Chicken Avocado Salad Recipe
Description
This Chicken Avocado Salad is a fresh, healthy, and protein-packed meal perfect for lunch or dinner. Juicy grilled or roasted chicken pairs beautifully with creamy avocado, crisp vegetables, and a tangy dressing. It’s easy to make, satisfying, and can be prepared in under 30 minutes, making it ideal for a quick yet nutritious meal.
Prep and Cook Time
Preparation Time: 10–15 minutes
Cooking Time: 10–15 minutes (if cooking chicken)
Total Time: 20–30 minutes
Ingredients (Serves 2–3)
For the Salad:
2 medium chicken breasts (grilled, roasted, or pan-seared)
1 large ripe avocado, diced
2 cups mixed salad greens (spinach, arugula, romaine)

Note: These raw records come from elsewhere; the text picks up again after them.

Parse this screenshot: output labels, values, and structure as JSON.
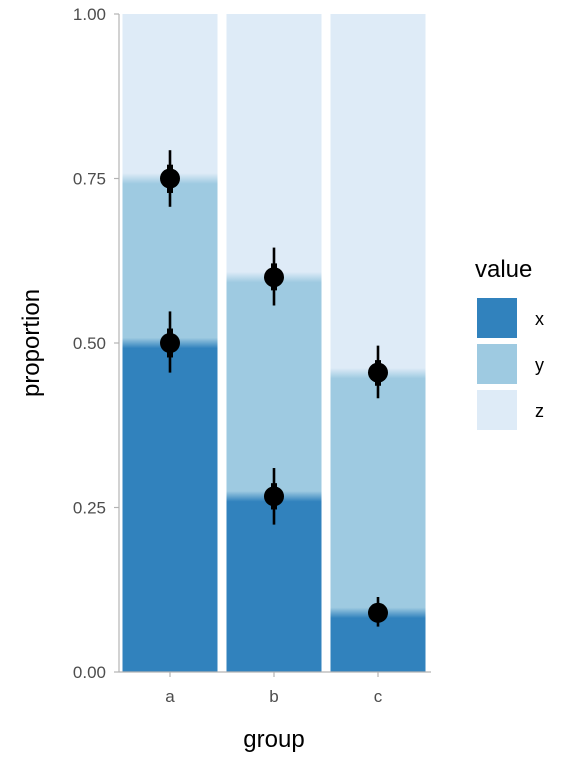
{
  "chart_data": {
    "type": "bar",
    "subtype": "stacked-proportion-with-point-intervals",
    "title": "",
    "xlabel": "group",
    "ylabel": "proportion",
    "ylim": [
      0,
      1
    ],
    "yticks": [
      "0.00",
      "0.25",
      "0.50",
      "0.75",
      "1.00"
    ],
    "categories": [
      "a",
      "b",
      "c"
    ],
    "legend": {
      "title": "value",
      "position": "right"
    },
    "series": [
      {
        "name": "x",
        "color": "#3182bd",
        "values": [
          0.5,
          0.267,
          0.09
        ]
      },
      {
        "name": "y",
        "color": "#9ecae1",
        "values": [
          0.25,
          0.333,
          0.364
        ]
      },
      {
        "name": "z",
        "color": "#deebf7",
        "values": [
          0.25,
          0.4,
          0.546
        ]
      }
    ],
    "points": [
      {
        "group": "a",
        "y": 0.5,
        "inner": [
          0.478,
          0.522
        ],
        "outer": [
          0.455,
          0.548
        ]
      },
      {
        "group": "a",
        "y": 0.75,
        "inner": [
          0.728,
          0.771
        ],
        "outer": [
          0.707,
          0.793
        ]
      },
      {
        "group": "b",
        "y": 0.6,
        "inner": [
          0.58,
          0.621
        ],
        "outer": [
          0.557,
          0.645
        ]
      },
      {
        "group": "b",
        "y": 0.267,
        "inner": [
          0.247,
          0.287
        ],
        "outer": [
          0.224,
          0.31
        ]
      },
      {
        "group": "c",
        "y": 0.455,
        "inner": [
          0.435,
          0.474
        ],
        "outer": [
          0.416,
          0.496
        ]
      },
      {
        "group": "c",
        "y": 0.09,
        "inner": [
          0.08,
          0.1
        ],
        "outer": [
          0.069,
          0.114
        ]
      }
    ],
    "grid": false
  }
}
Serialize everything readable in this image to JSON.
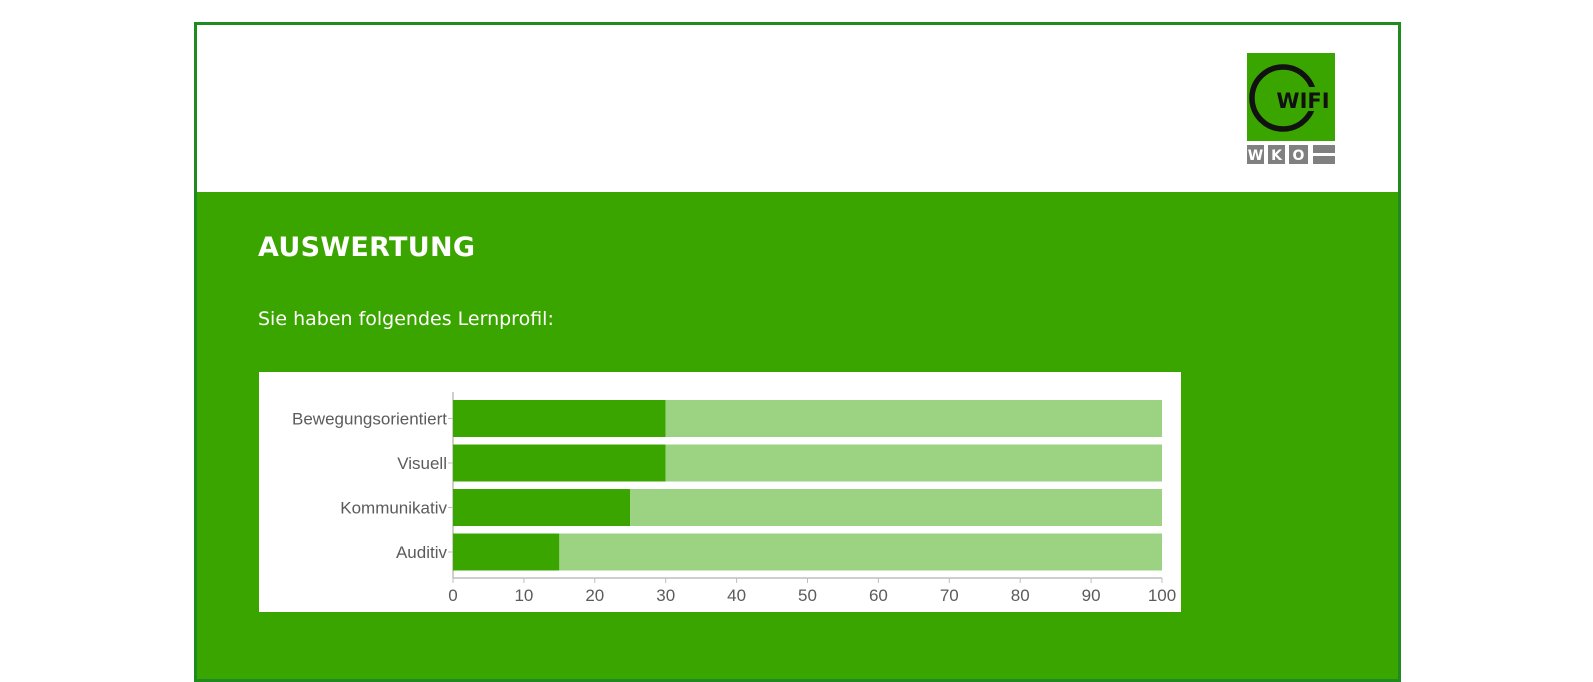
{
  "header": {
    "logo_top_text": "WIFI",
    "logo_bottom_text": "WKO"
  },
  "main": {
    "title": "AUSWERTUNG",
    "subtitle": "Sie haben folgendes Lernprofil:"
  },
  "colors": {
    "frame_border": "#1f8a1f",
    "content_background": "#3ba500",
    "bar_value": "#3ba500",
    "bar_remainder": "#9bd383",
    "axis": "#bdbdbd",
    "text_gray": "#5b5b5b"
  },
  "chart_data": {
    "type": "bar",
    "orientation": "horizontal",
    "stacked": true,
    "categories": [
      "Bewegungsorientiert",
      "Visuell",
      "Kommunikativ",
      "Auditiv"
    ],
    "series": [
      {
        "values": [
          30,
          30,
          25,
          15
        ]
      },
      {
        "values": [
          70,
          70,
          75,
          85
        ]
      }
    ],
    "xlim": [
      0,
      100
    ],
    "xticks": [
      "0",
      "10",
      "20",
      "30",
      "40",
      "50",
      "60",
      "70",
      "80",
      "90",
      "100"
    ],
    "title": "",
    "xlabel": "",
    "ylabel": "",
    "grid": false,
    "legend": "none"
  }
}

1 cup cherry tomatoes, halved
½ small red onion, thinly sliced
1 small cucumber, diced
1 small red bell pepper, diced
2 tablespoons fresh cilantro (optional)
For the Dressing:
3 tablespoons olive oil
1 tablespoon fresh lemon juice (or lime juice)
1 teaspoon Dijon mustard
1 teaspoon honey (optional)
Salt and pepper to taste
Instructions
Step 1: Cook the Chicken
Season chicken breasts with salt, pepper, garlic powder, or paprika.
Grill, roast, or pan-sear the chicken for about 5–7 minutes per side until fully cooked (internal temp 165°F / 74°C).
Rest the chicken for 5 minutes, then slice into thin strips or bite-sized pieces.
Step 2: Prepare the Vegetables
Wash and dry the salad greens.
Dice the avocado, cucumber, and bell pepper.
Halve the cherry tomatoes and thinly slice the red onion.
Step 3: Make the Dressing
In a small bowl, whisk together olive oil, lemon juice, Dijon mustard, honey, salt, and pepper until smooth.
Step 4: Assemble the Salad
In a large salad bowl, combine the greens, vegetables, and chicken.
Drizzle the dressing over the salad.
Gently toss everything until well coated.
Garnish with fresh cilantro if desired.
Step 5: Serve
Serve immediately as a light lunch or dinner. Optionally, add toasted nuts, seeds, or croutons for extra crunch.
Tips for Best Results
Use ripe avocado for creamy texture.
Let the chicken rest after cooking to keep it juicy.
Dressing can be made ahead and stored in the fridge for up to 3 days.
Common Questions (Q&A)
Q: Can I use leftover chicken?
A: Absolutely! Rotisserie or leftover cooked chicken works perfectly.
Q: Can I make it vegetarian?
A: Yes! Replace chicken with grilled tofu, chickpeas, or boiled eggs.
Q: How do I prevent avocado from browning?
A: Toss the avocado with a little lemon or lime juice right after cutting.
Q: Can this salad be made ahead?
A: Yes, but keep avocado and dressing separate until serving to prevent sogginess and browning.
Q: Can I add grains to make it more filling?
A: Definitely! Quinoa, brown rice, or couscous make it a hearty, balanced meal.